IMDIV function

The IMDIV function in Excel divides one complex number by another and returns the result as a complex number.

Syntax

IMDIV(inumber1, inumber2)

Parameters

• inumber1: The complex number to be divided (the numerator). This can be a string in the form a + bi or a + bj, where a is the real part and b is the imaginary part.
• inumber2: The complex number that divides inumber1 (the denominator). This can also be provided as a string in the form a + bi or a + bj.

How It Works

For two complex numbers inumber1 = a + bi and inumber2 = c + di, the division is performed using the formula:

$$\frac{a + bi}{c + di} = \frac{(a + bi) \times (c – di)}{(c + di) \times (c – di)}$$

Which results in:

$$\frac{(ac + bd) + (bc – ad)i}{c^2 + d^2}$$

Examples

1. Dividing Two Complex Numbers: To divide the complex number 5 + 3i by 2 - 1i:

   =IMDIV("5+3i", "2-1i")
   

   The result will be approximately 1.4 + 1.8i.
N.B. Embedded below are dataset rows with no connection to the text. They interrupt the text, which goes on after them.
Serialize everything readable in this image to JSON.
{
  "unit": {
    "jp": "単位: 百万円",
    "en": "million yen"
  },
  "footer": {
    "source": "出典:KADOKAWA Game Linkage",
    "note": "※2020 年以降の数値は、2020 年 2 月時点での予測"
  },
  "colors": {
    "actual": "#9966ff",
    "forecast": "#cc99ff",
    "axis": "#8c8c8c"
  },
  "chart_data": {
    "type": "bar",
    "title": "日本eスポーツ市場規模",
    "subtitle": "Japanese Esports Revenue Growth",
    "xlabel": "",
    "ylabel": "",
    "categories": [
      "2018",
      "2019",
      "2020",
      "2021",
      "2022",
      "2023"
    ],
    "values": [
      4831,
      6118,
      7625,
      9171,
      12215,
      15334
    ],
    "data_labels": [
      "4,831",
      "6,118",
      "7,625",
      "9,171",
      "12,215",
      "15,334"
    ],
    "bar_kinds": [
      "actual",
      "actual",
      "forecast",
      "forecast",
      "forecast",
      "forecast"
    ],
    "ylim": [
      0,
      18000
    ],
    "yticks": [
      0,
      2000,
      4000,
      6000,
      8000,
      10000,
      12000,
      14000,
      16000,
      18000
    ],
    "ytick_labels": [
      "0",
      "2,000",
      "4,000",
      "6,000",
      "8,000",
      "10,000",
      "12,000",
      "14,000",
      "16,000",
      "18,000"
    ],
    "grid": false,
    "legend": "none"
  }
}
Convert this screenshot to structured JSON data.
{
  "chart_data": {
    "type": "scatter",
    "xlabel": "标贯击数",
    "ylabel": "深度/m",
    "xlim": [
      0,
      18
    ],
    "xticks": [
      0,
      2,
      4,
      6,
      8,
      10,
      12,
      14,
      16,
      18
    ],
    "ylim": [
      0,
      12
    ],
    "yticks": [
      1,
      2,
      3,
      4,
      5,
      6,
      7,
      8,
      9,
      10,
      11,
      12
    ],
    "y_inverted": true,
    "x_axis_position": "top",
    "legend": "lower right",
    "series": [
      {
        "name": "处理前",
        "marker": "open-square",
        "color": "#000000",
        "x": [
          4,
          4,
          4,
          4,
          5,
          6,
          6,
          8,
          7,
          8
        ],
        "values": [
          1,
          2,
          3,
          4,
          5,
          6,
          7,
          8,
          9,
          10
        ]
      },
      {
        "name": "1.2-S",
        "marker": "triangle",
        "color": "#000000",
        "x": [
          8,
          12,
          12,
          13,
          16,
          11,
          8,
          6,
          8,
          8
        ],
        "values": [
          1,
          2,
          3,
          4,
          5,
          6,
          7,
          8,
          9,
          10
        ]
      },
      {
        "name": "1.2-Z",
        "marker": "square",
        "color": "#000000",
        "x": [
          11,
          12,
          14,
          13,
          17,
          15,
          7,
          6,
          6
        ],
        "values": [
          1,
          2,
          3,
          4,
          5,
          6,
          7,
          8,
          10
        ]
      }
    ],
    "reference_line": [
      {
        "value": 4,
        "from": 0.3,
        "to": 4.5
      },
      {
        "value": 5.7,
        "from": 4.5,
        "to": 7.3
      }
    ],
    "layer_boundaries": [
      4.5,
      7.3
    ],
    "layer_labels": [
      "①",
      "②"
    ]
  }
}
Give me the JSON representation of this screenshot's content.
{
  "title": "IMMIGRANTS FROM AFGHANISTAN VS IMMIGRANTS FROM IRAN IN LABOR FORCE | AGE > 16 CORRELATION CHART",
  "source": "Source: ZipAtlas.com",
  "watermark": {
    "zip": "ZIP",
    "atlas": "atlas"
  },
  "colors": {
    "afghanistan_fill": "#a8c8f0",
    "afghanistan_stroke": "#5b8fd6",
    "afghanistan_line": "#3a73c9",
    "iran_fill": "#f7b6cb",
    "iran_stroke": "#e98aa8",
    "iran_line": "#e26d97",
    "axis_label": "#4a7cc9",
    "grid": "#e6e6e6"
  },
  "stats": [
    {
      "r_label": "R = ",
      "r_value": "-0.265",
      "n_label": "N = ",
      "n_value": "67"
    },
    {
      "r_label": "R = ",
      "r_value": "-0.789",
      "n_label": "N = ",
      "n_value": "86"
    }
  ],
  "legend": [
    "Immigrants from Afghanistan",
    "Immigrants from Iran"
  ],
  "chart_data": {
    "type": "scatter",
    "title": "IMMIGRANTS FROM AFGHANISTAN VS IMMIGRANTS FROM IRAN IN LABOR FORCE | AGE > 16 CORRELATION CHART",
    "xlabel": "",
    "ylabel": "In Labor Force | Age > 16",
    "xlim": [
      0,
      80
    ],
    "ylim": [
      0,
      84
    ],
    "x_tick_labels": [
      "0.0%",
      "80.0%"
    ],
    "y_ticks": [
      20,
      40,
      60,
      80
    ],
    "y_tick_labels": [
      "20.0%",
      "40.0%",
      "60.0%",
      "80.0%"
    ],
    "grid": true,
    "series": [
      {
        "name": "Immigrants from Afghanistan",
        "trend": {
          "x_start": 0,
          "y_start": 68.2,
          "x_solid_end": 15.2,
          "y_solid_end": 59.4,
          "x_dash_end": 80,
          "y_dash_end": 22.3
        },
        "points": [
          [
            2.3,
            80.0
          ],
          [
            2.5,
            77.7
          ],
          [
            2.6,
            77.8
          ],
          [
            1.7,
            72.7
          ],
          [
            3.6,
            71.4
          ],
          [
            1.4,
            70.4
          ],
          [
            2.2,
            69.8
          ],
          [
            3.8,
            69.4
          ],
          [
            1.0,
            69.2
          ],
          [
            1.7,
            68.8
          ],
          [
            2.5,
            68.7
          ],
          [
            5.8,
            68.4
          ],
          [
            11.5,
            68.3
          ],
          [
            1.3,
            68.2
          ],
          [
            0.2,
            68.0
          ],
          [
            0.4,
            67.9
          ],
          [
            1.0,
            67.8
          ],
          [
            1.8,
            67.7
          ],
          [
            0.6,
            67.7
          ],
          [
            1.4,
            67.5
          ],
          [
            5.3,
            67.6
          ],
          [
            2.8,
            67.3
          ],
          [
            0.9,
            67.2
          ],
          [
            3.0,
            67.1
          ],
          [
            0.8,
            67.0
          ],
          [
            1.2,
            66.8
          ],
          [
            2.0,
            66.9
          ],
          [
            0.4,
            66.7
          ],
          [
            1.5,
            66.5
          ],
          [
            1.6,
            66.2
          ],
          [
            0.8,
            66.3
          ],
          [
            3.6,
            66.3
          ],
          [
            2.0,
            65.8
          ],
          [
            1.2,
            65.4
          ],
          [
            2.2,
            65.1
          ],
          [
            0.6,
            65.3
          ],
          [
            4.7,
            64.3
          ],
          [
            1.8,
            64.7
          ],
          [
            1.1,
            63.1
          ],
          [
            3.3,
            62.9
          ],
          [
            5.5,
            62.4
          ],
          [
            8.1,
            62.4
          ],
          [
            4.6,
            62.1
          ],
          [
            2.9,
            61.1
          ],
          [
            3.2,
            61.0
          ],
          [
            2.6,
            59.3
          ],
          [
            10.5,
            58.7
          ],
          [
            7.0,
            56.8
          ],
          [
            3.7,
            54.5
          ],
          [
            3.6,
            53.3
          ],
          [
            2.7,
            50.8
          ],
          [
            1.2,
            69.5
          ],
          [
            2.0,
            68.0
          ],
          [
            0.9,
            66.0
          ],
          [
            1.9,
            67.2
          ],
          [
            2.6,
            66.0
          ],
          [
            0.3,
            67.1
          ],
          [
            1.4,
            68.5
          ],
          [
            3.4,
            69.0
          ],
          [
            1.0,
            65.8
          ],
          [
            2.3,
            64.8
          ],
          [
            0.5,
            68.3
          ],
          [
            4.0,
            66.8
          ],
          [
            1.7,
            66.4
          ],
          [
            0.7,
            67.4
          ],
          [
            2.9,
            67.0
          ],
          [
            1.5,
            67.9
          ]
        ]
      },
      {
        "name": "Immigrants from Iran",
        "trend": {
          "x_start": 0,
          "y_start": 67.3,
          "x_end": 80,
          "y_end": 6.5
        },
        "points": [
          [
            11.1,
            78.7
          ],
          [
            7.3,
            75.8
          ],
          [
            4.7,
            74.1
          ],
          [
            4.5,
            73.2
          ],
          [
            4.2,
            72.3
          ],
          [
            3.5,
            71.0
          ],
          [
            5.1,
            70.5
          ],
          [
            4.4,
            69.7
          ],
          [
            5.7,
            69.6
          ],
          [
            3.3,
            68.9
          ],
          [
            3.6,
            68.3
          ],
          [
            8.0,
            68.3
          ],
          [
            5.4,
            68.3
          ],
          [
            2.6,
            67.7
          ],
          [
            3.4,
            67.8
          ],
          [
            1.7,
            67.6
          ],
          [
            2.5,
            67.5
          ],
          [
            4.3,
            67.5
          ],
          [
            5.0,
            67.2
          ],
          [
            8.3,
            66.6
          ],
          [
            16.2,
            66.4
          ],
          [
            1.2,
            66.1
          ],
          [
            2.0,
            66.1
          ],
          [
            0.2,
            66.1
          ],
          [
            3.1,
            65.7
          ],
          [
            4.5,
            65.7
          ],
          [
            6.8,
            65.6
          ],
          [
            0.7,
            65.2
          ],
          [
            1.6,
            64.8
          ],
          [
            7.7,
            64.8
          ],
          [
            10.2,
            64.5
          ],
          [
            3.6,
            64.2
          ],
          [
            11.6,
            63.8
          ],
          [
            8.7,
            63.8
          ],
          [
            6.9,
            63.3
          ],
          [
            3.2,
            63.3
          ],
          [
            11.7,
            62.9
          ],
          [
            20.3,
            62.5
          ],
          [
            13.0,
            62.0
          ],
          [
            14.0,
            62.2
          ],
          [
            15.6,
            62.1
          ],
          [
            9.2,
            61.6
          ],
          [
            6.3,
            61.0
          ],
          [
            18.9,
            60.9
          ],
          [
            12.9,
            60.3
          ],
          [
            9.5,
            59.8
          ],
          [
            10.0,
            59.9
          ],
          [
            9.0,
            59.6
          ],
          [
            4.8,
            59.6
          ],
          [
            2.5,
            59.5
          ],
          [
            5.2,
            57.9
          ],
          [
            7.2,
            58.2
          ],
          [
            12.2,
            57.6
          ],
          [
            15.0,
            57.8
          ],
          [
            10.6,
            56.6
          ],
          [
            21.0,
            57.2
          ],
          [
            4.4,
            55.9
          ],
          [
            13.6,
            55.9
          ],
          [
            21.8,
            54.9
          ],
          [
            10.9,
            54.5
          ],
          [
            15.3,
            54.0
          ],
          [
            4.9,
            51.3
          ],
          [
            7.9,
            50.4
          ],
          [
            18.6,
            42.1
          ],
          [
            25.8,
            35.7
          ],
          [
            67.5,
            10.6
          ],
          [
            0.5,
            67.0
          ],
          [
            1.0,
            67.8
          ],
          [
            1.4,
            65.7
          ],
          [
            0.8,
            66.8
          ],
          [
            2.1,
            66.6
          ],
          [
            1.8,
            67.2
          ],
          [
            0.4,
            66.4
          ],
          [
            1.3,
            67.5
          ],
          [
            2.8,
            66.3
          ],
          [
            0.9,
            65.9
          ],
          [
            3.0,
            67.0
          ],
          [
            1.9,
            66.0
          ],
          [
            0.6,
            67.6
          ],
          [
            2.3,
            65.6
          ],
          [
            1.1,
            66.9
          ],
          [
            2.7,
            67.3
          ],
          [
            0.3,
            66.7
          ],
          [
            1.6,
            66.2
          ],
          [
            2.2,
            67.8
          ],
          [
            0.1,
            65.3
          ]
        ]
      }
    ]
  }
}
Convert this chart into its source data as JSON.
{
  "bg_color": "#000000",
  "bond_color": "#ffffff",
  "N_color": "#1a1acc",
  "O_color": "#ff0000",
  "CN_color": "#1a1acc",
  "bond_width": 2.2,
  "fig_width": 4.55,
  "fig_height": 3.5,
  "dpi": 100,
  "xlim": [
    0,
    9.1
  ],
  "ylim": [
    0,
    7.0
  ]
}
2. Real Numbers: If both numbers are real (no imaginary parts), the division will work as standard real number division. For example:

   =IMDIV(6, 2)
   

   The result will be 3.

3. Complex Number by a Real Number: If you want to divide a complex number by a real number, such as 6 + 4i by 2:

   =IMDIV("6+4i", 2)
   

   The result will be 3 + 2i.

4. Using a Cell Reference: If cell A1 contains the complex number "4+3i" and cell B1 contains the complex number "1+2i", you can divide them using:

   =IMDIV(A1, B1)
   

   The result will be approximately 2 - 1i.

Important Notes

• The IMDIV function works only with valid complex numbers. If the input is not a valid complex number or results in division by zero, Excel will return a #NUM! or #VALUE! error.
• If the second argument (inumber2) is zero, Excel will return a #DIV/0! error because division by zero is not allowed.
• Complex numbers in Excel can use either i or j to represent the imaginary part.

Summary

The IMDIV function in Excel divides two complex numbers and returns the result as a complex number. It is useful for mathematical and engineering applications involving complex arithmetic.